Albert J. Levis

Albert J. Levis (born 1937) is a Greek psychiatrist who is the founder and director of the Museum of the Creative Process in Manchester, Vermont. He along with his late wife, Georgette Wasserstein Levis, is the innkeeper of the Wilburton Inn, also in Manchester.[1]

Levis was born in 1937 to a Romaniote Jewish family in Athens, Greece. After surviving the Holocaust in hiding, Levis continued his studies at Athens College and then proceeded to the University of Zurich and the University of Lausanne for medical training. He completed his psychiatric residency at Yale, before starting an independent clinical research and training center, The Center for the Study of Normative Behavior, in Hamden, Connecticut.

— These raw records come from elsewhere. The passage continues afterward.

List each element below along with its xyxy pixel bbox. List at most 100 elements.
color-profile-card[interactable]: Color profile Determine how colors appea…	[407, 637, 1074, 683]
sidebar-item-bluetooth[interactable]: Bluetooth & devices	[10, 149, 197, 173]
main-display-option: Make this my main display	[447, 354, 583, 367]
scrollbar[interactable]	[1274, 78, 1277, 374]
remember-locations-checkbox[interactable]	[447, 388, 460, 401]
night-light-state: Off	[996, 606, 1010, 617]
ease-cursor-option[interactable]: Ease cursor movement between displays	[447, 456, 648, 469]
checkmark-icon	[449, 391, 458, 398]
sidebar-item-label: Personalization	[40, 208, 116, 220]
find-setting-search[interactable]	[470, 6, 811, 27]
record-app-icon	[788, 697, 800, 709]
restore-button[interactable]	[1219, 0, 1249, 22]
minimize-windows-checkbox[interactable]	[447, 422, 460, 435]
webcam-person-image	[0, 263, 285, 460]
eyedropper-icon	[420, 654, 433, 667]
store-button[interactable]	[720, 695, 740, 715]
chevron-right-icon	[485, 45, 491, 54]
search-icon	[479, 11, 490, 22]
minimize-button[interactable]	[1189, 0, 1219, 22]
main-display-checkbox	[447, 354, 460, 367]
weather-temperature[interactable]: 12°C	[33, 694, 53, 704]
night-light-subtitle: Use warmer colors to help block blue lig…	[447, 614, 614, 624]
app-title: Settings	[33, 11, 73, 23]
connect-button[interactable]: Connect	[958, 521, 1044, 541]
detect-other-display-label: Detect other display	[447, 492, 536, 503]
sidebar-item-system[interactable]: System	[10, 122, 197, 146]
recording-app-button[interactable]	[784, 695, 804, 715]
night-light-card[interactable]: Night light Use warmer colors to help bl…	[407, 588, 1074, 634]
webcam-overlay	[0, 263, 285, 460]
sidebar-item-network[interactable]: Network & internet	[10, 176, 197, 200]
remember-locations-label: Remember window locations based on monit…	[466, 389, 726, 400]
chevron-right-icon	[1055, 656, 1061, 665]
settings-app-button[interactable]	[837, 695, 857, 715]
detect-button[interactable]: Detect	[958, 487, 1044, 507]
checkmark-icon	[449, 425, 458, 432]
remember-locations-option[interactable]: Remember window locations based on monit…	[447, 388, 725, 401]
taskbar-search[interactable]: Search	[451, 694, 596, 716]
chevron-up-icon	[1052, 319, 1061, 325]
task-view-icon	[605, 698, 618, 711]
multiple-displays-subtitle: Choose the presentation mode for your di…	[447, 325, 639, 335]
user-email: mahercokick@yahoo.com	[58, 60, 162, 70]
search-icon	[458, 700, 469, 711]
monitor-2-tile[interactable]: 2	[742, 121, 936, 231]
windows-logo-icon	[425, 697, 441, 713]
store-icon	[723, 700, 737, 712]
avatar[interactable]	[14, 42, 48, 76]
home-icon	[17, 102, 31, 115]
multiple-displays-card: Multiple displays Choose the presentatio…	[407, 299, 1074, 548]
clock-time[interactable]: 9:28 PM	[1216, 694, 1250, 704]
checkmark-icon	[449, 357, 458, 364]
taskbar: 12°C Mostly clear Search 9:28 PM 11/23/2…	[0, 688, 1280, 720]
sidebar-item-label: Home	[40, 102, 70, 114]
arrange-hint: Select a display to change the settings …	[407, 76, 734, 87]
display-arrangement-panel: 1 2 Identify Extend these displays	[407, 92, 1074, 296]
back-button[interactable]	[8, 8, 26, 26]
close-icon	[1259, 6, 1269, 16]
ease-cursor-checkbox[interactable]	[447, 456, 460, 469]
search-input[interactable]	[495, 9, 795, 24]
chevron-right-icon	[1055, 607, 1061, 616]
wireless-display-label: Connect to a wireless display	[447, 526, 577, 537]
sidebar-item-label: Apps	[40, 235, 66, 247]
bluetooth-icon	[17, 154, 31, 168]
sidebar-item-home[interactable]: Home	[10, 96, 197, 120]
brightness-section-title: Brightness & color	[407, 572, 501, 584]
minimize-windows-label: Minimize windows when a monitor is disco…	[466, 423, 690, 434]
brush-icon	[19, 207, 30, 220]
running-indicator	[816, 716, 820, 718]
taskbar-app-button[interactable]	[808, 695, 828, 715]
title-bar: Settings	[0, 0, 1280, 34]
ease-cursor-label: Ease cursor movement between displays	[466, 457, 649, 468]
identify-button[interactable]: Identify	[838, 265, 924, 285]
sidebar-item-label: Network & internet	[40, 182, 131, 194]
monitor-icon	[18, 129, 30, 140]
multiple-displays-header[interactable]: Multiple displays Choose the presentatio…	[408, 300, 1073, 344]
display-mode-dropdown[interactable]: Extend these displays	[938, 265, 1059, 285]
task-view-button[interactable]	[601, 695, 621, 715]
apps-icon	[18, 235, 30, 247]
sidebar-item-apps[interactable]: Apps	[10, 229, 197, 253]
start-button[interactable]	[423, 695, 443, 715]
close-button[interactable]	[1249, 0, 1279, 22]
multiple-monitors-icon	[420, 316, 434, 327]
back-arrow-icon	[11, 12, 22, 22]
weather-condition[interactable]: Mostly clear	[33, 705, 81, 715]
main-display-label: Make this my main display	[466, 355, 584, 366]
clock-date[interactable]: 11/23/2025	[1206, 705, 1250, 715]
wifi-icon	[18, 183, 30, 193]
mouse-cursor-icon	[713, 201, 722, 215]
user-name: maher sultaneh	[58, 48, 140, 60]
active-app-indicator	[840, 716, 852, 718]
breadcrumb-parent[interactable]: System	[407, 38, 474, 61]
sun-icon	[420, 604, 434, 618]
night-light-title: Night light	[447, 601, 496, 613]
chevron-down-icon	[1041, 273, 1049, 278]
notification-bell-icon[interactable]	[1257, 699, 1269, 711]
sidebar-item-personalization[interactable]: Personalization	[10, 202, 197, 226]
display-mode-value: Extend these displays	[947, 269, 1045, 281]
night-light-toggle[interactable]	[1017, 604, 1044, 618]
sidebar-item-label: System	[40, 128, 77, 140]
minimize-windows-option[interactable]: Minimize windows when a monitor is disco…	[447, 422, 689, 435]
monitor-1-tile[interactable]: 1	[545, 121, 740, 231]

Levis is best known for his Formal Theory, an integrative approach to behavioral analysis and personality assessment. The Formal Theory seeks to qualify the physical properties of behavior through applying principles of Physics to the study of emotional energetic transformation. Levis has published several volumes on this research, including Conflict Analysis: The Formal Theory of Behavior and Conflict Analysis Training.[2] Levis' Conflict Analysis Training includes among other tests the Animal Metaphor Test, an integrative projective assessment.

Therapeutic care and self-help modules based around the Formal Theory have been instituted in a variety of domestic and international settings. These modules emphasizes the use of creativity as a guide towards self-discovery and as a tool for insight and behavior modification.

Levis also holds a wide collection of international and modern art, pieces that are now installed in the permanent exhibits at the Museum of the Creative Process. Additionally, the Museum features the Henry Gorski retrospective, a collection of the lifetime work of Gorski, as well as the Sanctuary of Wisdom, Levis' Holocaust memorial. Many items from the museum's collections have been featured in museums and gallery exhibits around the New England region.[3]